Altersdemenz erkennen und therapieren

Nicht nur Menschen, auch Hunde haben in den letzten Jahrzehnten an Lebenserwartung hinzugewonnen. Dies birgt jedoch auch mehr Möglichkeiten für Krankheiten wie Alterssenilität. Bei unseren Haushunden ist eine alzheimerähnliche Erkrankung, das so genannte kognitive Dysfunktionssyndrom, mittlerweile allgemein bekannt. Die Diagnose dieser Erkrankung ist jedoch nicht immer ganz einfach und Therapien sind nur begrenzt möglich. Ziel dieses Artikels ist es, einfache diagnostische Hilfen zur Verfügung zu stellen und mögliche Therapieansätze aufzeigen.

Zu den altersbedingten Erkrankungen der Hunde gehört u.a. das kognitive Dysfunktionssyndrom, auch senile Demenz genannt. Hierbei kommt es im Laufe der Zeit zu ­einer pathologischen Beeinträchtigung der kognitiven Fähigkeiten und somit des Verhaltens eines Hundes. Diese Beeinträch­tigung interferiert meist deutlich mit dem normalen Alltag eines betroffenen Hundes und seines Halters. Diese Tatsache muss beachtet werden, da sich die Verhaltens­änderungen im Anfangsstadium oft nicht von normalen, „gesunden“ Alterungsprozessen abgrenzen lassen. Zu den normalen Prozessen gehören beispielsweise Veränderungen im Schlaf-Wach-Rhythmus [1] sowie eine reduzierte Lern- und Erinnerungsfähigkeit [2,3].

Ätiologie und Vorkommen

Da das kognitive Dysfunktionssyndrom beim Hund eine ähnliche Ätiologie und ­einen ähnlichen Verlauf wie die menschliche Alzheimererkrankung hat, wird sie land­läufig auch „Hunde-Alzheimer“ genannt. Genau wie bei Menschen kommt es aus bislang ungeklärten Gründen zu irreversiblen, degenerativen Veränderungen wie Ablagerungen von Lipofuszin oder β-Amyloid-Plaques im Gehirn [4, 5]. Wahrscheinlich ist, dass eine mangelnde geistige Aktivität zu einem früheren Auftreten beziehungsweise zu einem schnelleren Fortschreiten der Erkrankung führt.
In Studien wurde die Häufigkeit des Vorkommens der senilen Demenz untersucht, bei Hunden über sieben Jahren wurden bei 1/3–2/3 der Tiere Anzeichen für diese Erkrankung gefunden [6, 7]. Es ist also davon auszugehen, dass es sich um eine relativ häufig vorkommende Krankheit handelt.
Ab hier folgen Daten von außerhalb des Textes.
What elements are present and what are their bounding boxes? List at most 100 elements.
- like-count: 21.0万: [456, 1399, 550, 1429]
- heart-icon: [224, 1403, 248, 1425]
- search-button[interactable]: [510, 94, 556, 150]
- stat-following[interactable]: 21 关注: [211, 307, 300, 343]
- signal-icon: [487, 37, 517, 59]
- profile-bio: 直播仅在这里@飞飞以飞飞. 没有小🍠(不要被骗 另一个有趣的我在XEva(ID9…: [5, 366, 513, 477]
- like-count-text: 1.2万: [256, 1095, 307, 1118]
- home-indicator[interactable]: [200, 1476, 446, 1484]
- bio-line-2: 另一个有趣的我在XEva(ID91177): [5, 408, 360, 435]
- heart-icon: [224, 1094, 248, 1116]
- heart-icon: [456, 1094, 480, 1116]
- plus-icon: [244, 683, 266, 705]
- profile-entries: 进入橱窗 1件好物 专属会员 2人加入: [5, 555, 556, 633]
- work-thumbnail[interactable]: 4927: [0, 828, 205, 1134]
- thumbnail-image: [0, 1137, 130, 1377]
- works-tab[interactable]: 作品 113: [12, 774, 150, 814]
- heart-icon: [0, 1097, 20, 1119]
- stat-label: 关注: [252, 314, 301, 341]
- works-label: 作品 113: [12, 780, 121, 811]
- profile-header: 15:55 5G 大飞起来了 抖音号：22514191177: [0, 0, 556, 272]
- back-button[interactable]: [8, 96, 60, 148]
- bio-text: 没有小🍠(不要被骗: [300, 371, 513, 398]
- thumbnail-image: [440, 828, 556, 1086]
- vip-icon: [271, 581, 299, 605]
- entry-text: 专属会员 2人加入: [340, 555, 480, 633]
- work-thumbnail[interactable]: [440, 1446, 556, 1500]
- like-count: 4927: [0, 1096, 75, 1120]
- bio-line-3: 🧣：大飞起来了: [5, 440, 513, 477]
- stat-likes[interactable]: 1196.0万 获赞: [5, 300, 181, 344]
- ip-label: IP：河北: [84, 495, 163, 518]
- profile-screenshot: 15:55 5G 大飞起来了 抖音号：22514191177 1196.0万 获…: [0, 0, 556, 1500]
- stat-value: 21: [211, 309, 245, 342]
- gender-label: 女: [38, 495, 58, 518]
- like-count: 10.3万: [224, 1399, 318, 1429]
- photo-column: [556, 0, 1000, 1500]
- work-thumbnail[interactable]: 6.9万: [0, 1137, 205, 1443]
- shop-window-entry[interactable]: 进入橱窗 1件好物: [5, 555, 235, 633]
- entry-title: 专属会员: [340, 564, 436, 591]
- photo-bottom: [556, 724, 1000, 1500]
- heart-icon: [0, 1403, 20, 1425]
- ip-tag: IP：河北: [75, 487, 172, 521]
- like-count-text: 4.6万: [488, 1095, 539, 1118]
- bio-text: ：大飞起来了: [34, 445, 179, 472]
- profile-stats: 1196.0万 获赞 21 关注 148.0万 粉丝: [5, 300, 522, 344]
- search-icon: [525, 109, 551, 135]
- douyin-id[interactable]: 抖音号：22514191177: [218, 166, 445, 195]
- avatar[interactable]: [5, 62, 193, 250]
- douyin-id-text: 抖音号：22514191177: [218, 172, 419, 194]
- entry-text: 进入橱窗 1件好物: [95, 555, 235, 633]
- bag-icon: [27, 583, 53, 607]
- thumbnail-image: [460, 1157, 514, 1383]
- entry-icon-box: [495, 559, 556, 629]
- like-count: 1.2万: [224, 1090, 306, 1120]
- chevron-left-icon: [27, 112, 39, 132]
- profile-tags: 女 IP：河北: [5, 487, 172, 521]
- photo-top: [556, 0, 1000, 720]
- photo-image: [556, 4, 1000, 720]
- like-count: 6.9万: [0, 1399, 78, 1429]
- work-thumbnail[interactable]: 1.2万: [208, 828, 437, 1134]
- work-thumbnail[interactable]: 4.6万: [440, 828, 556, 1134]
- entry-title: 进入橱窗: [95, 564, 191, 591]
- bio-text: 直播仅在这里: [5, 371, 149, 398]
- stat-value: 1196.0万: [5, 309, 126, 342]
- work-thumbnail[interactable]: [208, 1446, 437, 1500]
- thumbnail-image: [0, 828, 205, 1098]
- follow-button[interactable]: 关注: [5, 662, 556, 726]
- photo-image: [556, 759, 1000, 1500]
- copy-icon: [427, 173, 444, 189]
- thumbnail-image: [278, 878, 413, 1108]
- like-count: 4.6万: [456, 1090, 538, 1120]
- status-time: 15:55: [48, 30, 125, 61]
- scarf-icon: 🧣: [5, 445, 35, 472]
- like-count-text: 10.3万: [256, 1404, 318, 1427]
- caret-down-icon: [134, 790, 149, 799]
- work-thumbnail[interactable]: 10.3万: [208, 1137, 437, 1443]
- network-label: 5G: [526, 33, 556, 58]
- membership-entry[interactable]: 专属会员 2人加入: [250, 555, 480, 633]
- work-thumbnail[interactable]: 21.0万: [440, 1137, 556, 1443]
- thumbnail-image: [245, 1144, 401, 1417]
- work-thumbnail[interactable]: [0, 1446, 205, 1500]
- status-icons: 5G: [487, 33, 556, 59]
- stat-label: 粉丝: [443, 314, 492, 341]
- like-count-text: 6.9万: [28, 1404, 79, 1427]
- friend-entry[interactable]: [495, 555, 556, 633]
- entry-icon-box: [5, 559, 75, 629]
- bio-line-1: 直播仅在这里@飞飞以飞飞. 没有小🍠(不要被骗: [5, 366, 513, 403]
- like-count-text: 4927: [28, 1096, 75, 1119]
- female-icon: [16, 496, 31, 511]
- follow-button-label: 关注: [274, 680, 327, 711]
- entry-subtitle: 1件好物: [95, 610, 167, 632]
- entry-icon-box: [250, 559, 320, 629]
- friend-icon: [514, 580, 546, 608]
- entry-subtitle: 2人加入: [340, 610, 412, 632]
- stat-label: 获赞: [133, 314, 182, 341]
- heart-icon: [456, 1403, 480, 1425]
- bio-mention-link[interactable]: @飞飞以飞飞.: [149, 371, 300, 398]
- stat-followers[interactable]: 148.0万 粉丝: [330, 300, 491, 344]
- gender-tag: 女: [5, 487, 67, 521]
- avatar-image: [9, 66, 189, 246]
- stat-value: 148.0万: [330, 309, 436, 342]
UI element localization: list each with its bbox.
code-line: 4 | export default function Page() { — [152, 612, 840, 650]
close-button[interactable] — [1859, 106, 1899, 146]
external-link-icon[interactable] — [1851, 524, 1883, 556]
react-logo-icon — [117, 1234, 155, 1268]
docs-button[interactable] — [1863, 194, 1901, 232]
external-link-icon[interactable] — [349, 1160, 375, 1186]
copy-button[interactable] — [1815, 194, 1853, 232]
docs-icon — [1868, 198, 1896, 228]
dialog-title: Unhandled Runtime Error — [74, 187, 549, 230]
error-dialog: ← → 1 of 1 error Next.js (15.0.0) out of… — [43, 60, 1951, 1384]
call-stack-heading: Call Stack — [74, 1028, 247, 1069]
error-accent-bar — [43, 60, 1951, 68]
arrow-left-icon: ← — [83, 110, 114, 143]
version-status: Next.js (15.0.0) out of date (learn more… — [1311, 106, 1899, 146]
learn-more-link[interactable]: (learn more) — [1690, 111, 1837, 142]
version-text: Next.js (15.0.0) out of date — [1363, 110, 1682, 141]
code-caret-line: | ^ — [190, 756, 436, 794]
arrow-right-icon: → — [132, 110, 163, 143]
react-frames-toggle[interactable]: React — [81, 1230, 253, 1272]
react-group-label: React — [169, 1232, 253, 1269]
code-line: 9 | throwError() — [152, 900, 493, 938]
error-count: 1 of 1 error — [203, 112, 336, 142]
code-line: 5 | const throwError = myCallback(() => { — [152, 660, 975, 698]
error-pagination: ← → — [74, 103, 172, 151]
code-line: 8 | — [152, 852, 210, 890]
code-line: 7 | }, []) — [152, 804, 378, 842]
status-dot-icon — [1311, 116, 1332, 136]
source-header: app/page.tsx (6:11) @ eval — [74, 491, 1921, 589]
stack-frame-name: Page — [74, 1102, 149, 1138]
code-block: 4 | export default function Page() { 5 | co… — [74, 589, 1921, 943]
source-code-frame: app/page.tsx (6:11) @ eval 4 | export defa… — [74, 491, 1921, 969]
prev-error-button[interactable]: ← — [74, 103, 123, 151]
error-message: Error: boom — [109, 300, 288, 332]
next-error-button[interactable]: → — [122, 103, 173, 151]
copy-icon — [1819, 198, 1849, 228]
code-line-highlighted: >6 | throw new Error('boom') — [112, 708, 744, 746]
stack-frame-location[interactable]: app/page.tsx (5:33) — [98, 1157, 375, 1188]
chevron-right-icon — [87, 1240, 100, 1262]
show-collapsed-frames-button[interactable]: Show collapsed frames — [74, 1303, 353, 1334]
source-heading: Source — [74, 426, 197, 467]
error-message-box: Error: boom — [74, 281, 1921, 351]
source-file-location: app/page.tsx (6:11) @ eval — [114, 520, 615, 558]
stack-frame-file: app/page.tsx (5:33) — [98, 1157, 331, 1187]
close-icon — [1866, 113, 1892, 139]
Eine genetische bzw. Rassedisposition kann nach momentanem Kenntnisstand nicht ausgeschlossen werden. Eine Studie kam zu dem Ergebnis, dass weibliche sowie kastrierte Tiere häufiger betroffen sind als männliche oder intakte [8].

Symptome

Die häufigsten Symptome werden üblicher­weise in den fünf Leitsymptomenkom­plexen Desorientiertheit, veränderte Interaktionen mit bekannten Personen/Tieren, veränderter Schlaf-Wach-Rhythmus, Stubenunreinheit und veränderte Aktivität zusammengefasst [z.B. 9, 10]. Ihre Ausprägung kann indivi­duell sehr unterschiedlich sein.

Desorientiertheit

Die Desorientiertheit kann sich darin äußern, dass der betroffene Hund manchmal ziellos umherwandert, ins Leere starrt, bekannte Personen nicht mehr erkennt (Abb. 1) oder hinter Möbeln sowie in Ecken regelrecht „stecken bleibt“ und nicht mehr zurückfindet. Des Weiteren kann es dazu kommen, dass der Hund auf der falschen Seite der Tür oder an der falschen Tür darauf wartet, herausgelassen zu werden, draußen den Anschein erweckt, dass er „vergessen“ hat, weshalb er hinausgehen wollte (Abb. 2) oder insgesamt einen verwirrten Eindruck macht. Zusätzlich zeigen betroffene Hunde manchmal auch die Unfähigkeit, Hindernisse zu überwinden oder eine mangelnde Reaktion auf das Rufen des Namens oder auf bekannte Kommandos.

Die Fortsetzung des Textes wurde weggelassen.